While the other Wise Guys grapple for attention, 80-year-old Ben Cusumano quietly sips his wine. The retired Montebello police detective uses his hoarse voice sparingly. But when he does talk, the others stop to listen. There is something supremely sage in his manner, something beyond the wisdom that comes with age. “The most important thing about The Wise Guys is the relationship that we have with each other,” he says. “We’re talking to each other almost every day, checking on each other, seeing how we’re doing. We enjoy being with each other.”

It’s a simple statement, and one that sparks conversation. “These men are like family,” Guccione says. “I have people I’ve known for 30 years. I’m not anywhere near as close to them as I am to these guys.”

“You look at a guy like O.G.,” Pace says. “Here’s a young man, he’s like my son. I’ve almost adopted him. He’s going to become Italian.”

“No, no, no,” Gabriel intervenes. “I’m Jewish full-blooded. I’m not becoming Italian. Definitely not.”

“Three Italians and a Jewish guy,” Guccione says. “We’re the ‘Kosher Nostra.’”

“We call ourselves ‘wise guys,’ and that has a negative connotation, a gangster connotation,” Pace says. “But with us, ‘wise’ means you’re wise in your friends and you’re wise in your business and you’re wise in your associations. We turn it around and make it a positive thing.”

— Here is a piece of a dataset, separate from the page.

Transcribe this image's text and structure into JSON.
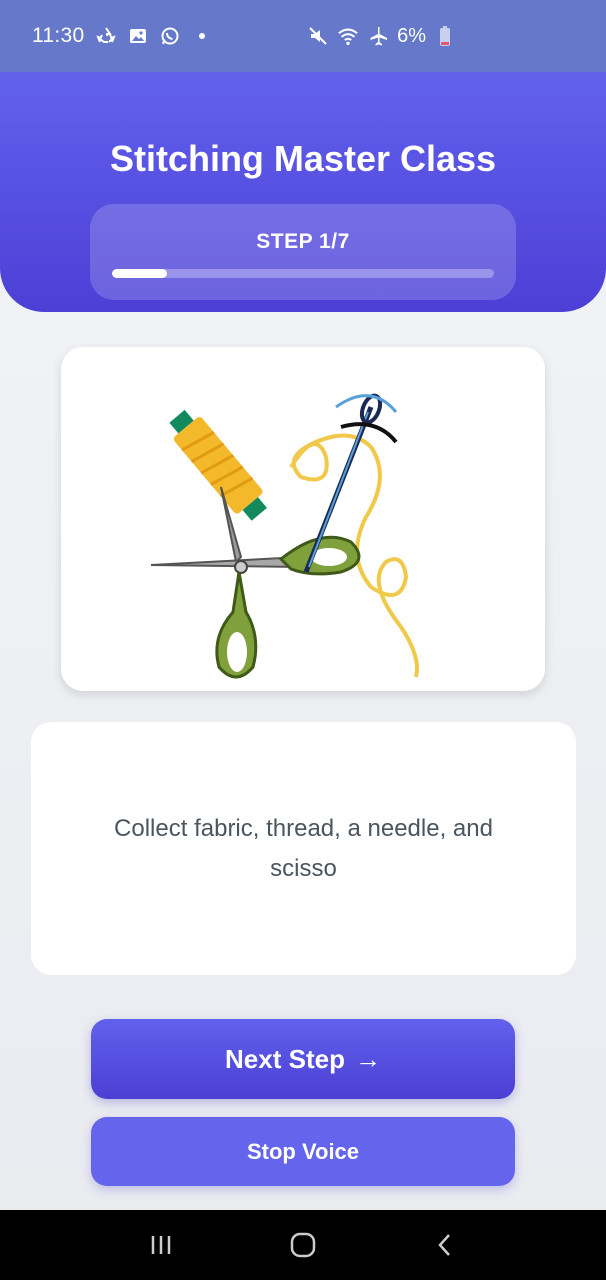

“The real wise guys, the gangsters, they stole our identity,” Guccione says. “We’re not copying them; it’s the reverse. We were definitely here first. When those guys came over, they were bums. They didn’t dress good, they robbed, they were bad people. Once they got a little bit of money, they dressed better. They copied what was fashionable with us and with some of the celebrities, so naturally there’s a resemblance. But we don’t fool around with anybody that’s not straight. We’ve got too much to lose.”

“The way I see America is the way it is in the movies from the 1940s and ’50s,” Gabriel says. “You see the Cary Grants and the Gregory Pecks, all of them dressed up. Men looked good. That class, that elegance, what we try to do is bring it back, bring it to life. We’re taking Palm Springs back to the heyday when people would dress up and go out to dinner, listen to nice music, eat some great food, enjoy wonderful conversation, and look elegant.”

“What is peculiar about this whole thing,” Guccione says, “is none of this was done on purpose. We didn’t wake up one morning and say, ‘We should get a bunch of guys together.’ It was just one guy met another guy and we found that our traditions, our values, the way we look at life is the same. And we’re not the only ones. I’m a blogger. … I have about 50 pictures posted under Palm Springs Wise Guys. All of a sudden, we hear from these guys in Las Vegas. We established a rapport. O.G. went there, met them, and they’re gonna come out in a couple months. We have guys in Banning, too.”

“We like the old music, the old traditions, the old Rat Pack style,” Gabriel says. “That whole era — we really love it.”

“This is not an act,” Pace says. “This is who we are. These are the things we do every day. People see us and say, ‘I remember when it used to be like this.’ We’re here to show that it still can be.”